I am partitioning a large table (2 Billion records ) on an integer say AssetID that has 70,000 unique values, due to partitioning limitation of 15,000 I will create a partition on say 10,000 values using ranges. Each asset will have several thousands of records.

NUTS

I have a staging table that updates a subset of assets every day. And currently, we are deleting assets and re-inserting them.

If I was able to partition by Asset ID then I could simply swap the partition, but since I am partitioning by asset range it gets a bit more complicated.

Each day I update approximately 2% of the data. Updates can happen on any asset in the dataset.

What is a recommended approach to updating a subset of data in the partition?
Say that I have an update for an asset in patition 10.

Do I have to switch out the partition 10 to a new staging table and perform updates there and then switch it back in?
What would the advantage of this be as compared to updating data directly?

Best Answer

due to partitioning limitation of 15,000 I will create a partition on say 10,000 values using ranges.

If by this you mean that you plan to create a partition function with 10000 ranges, then I strongly recommend against doing that. The limit of 15000 is not a goal. The product supports going over 1000 now but the engine support for that isn't great. You should expect to see query performance and other issues if you work with a table with so many partitions.

If I was able to partition by Asset ID then I could simply swap the partition, but since I am partitioning by asset range it gets a bit more complicated.

Partitioning a table isn't something to take lightly, especially if you need to convert a table that you consider to be large to the new partition scheme. It is atypical to partition a table on an integer value like you described. Most of the time people partition by date or by a column that represents a date column. Here, it seems as if you are partitioning the table simply to allow switching out a partition, truncating it, and reinserting all of the data.

What is a recommended approach to updating a subset of data in the partition? Say that I have an update for an asset in patition 10.

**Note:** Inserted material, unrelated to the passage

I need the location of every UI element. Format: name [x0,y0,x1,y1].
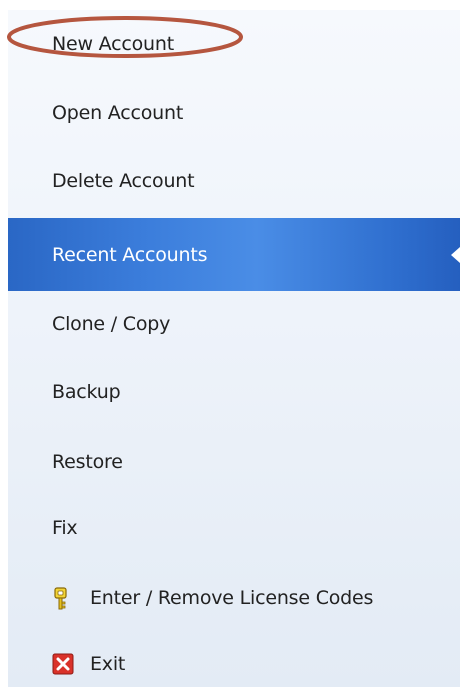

Issue a T-SQL UPDATE to change your data. If you know that all of the data to be updated resides in a single partition you can filter by the partition function of that function (using syntax similar to $PARTITION.{{partition_function}}(AssetID) = 10) to avoid an unnecessary DML request sort.

Do I have to switch out the partition 10 to a new staging table and perform updates there and then switch it back in? What would the advantage of this be as compared to updating data directly?

No, you do not need to switch out a partition to a new table just to perform updates. However, there are some advantages in performing DML against single partitions of a properly partitioned table:

  1. If you'd like to perform an operation that requires a table lock on the target, such as parallel inserts in SQL Server 2016, you can do so against many partitions concurrently if you switch the partitions out first into their own tables.
  2. You can avoid blocking issues without needing partition level lock escalation.
  3. The UPDATE operator in a query cannot run in parallel. However, if you switch out partitions then you can safely and easily issue many concurrent UPDATE queries at once.

It's really unclear what you hope to accomplish by partitioning your table. I recommend reading through some of the resources here and defining your goal to be a bit better. There's nothing wrong with partitioning a table to, in addition to other goals, make an ETL type of process more efficient. however, the partition scheme that you pick can have big impacts on maintenance and query performance against the table.